Furthermore, whether convertases remain intact in the reducing conditions present in the cytoplasm has been a contentious issue, and whether convertases are stable and active inside cancer cells is largely unexplored. However, in cancer, complement proteins have been found in the oxidising environment of endosomes and lysosomes, where these disulfide-rich proteins may be more stable [1, 9, 10]. In clear cell renal cell carcinoma and lung adenocarcinoma, complement factor H (FH) has been identified in lysosomes where it engages in a pro-tumour role distinct from its membranous counterpart [10]. Independent of the complement system, FH promotes tumour cell proliferation, migration and survival and is associated with poor patient outcomes [10]. Given the highly genomically unstable nature of cancers, it will be relevant to further investigate if the subcellular localisation of intracellular complement proteins changes in response to the mutational background and the selective pressures of cancer treatment. In CRC cells harbouring mutations in C4b-binding protein alpha chain (C4BPA), this complement-associated protein is retained in the cytoplasm in response to the chemotherapy agent oxaliplatin [11]. Increased intracellular C4BPA expression in this context is relevant since C4BPA interacts with RelA, a member of the NF-κB family, to enhance apoptosis following oxaliplatin treatment [11]. As in the study from Ding et al., these studies demonstrate that once expressed intracellularly, complement proteins can have roles independent from their ‘canonical’ complement system functions (Fig. 1).

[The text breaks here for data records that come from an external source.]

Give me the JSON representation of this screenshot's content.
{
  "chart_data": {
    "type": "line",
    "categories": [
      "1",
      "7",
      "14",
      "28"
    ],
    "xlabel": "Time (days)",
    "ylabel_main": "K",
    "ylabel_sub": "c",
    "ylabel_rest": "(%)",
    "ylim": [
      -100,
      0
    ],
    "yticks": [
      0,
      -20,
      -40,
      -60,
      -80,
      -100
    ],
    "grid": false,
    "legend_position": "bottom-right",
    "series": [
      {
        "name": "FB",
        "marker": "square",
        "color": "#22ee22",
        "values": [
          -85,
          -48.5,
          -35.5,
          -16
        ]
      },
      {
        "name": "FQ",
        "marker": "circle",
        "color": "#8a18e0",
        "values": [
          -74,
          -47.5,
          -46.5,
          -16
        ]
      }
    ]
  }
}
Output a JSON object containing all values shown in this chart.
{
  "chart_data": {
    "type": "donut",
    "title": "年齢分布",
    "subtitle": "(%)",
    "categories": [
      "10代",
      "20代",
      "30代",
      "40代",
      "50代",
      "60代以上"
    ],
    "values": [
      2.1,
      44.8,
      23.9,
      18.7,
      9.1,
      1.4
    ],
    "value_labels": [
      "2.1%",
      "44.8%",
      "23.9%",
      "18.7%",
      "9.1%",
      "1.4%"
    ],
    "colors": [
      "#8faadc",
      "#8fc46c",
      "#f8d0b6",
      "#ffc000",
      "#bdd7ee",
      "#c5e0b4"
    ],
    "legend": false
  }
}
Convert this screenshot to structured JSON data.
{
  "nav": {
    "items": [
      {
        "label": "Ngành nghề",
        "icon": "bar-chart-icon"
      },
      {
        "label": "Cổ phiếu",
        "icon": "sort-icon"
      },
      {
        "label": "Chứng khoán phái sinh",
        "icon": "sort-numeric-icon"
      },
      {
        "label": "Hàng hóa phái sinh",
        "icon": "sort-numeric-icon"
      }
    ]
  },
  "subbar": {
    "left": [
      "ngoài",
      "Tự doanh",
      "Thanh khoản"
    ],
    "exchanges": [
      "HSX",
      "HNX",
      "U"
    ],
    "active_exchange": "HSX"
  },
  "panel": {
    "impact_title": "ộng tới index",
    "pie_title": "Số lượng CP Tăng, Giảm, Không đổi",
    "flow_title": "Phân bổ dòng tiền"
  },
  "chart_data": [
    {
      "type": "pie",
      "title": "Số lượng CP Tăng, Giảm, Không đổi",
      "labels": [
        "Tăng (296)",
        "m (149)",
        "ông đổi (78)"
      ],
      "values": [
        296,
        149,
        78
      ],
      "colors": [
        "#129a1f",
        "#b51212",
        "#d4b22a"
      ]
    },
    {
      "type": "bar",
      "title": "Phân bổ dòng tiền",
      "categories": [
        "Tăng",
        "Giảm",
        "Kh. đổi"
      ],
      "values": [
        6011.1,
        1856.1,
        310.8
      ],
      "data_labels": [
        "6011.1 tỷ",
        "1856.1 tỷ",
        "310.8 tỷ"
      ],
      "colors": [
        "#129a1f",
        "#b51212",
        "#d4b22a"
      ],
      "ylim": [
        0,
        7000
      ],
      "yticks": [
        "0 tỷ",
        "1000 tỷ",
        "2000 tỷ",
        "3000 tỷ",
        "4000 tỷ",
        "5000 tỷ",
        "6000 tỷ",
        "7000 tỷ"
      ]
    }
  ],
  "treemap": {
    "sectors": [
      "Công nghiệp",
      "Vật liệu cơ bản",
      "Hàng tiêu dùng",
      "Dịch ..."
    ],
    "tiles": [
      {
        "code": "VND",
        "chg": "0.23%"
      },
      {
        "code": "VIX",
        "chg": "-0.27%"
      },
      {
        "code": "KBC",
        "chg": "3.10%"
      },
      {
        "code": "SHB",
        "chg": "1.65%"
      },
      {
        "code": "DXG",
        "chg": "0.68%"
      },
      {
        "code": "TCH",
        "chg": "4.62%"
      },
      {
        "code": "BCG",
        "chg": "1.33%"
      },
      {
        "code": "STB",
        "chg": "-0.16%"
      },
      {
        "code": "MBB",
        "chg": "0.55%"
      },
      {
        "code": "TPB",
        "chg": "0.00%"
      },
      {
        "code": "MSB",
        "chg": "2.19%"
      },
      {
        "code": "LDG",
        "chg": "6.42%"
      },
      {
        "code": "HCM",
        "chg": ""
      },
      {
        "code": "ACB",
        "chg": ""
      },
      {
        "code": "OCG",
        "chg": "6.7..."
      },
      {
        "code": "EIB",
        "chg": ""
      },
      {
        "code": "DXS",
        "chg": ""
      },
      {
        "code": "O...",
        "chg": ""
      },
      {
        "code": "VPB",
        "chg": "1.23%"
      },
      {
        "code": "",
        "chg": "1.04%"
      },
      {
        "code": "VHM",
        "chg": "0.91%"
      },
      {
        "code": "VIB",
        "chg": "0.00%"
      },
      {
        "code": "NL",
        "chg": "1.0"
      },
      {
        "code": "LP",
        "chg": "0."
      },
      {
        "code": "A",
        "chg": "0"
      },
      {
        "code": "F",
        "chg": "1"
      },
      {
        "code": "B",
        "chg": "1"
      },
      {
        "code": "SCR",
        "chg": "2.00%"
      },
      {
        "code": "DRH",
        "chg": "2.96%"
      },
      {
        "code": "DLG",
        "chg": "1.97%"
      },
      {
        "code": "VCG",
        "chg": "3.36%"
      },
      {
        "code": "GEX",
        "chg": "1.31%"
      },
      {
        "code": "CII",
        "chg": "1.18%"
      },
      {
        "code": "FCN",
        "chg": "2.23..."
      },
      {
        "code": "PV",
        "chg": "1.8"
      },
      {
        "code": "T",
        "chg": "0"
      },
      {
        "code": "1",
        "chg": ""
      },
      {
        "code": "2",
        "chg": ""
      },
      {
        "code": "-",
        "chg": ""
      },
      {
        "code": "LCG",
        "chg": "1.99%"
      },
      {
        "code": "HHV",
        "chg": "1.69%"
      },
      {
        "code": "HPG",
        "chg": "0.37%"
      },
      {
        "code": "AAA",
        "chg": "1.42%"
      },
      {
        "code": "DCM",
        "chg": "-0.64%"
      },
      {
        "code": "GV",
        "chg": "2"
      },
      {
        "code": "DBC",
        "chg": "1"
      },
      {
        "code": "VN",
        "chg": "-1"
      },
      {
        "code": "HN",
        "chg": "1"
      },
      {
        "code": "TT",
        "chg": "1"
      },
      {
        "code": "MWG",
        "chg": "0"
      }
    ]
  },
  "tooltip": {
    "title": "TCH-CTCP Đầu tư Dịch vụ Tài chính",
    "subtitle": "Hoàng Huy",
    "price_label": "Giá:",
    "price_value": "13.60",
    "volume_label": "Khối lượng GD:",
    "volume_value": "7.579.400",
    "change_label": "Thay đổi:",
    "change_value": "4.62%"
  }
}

An emerging theme is that complement proteins are often hijacked by tumour cells for their survival advantage, and this clearly includes complement proteins present intracellularly. Cancer cells appear reliant on these hijacked proteins for survival which suggests that therapeutically targeting these intracellular complement components could maximise therapeutic responses. For successful therapeutic targeting, it will be key to establish the structural properties and forms of intracellular complement proteins. For example, central complement component C3 can be translated from an alternative start site, resulting in a protein lacking its signal peptide, which is expressed primarily in the cytosol in a non-glycosylated reduced form [12]. Whether this form of C3 is present widely across cancer cells is yet to be determined. To what extent the re-uptake of complement proteins from the extracellular space contributes to intracellular pools also remains to be comprehensively assessed.

Importantly, these new findings highlight that further study of intracellular complement has the potential to elucidate molecular mechanisms underlying therapeutic resistance and reveal novel therapeutic targets. Considering the recent finding that C5aR1 signalling stabilises β-catenin, which is a protein associated with poor patient prognosis, we postulate that establishing the interactome of intracellular complement components may also identify new prognostic and predictive biomarkers [1].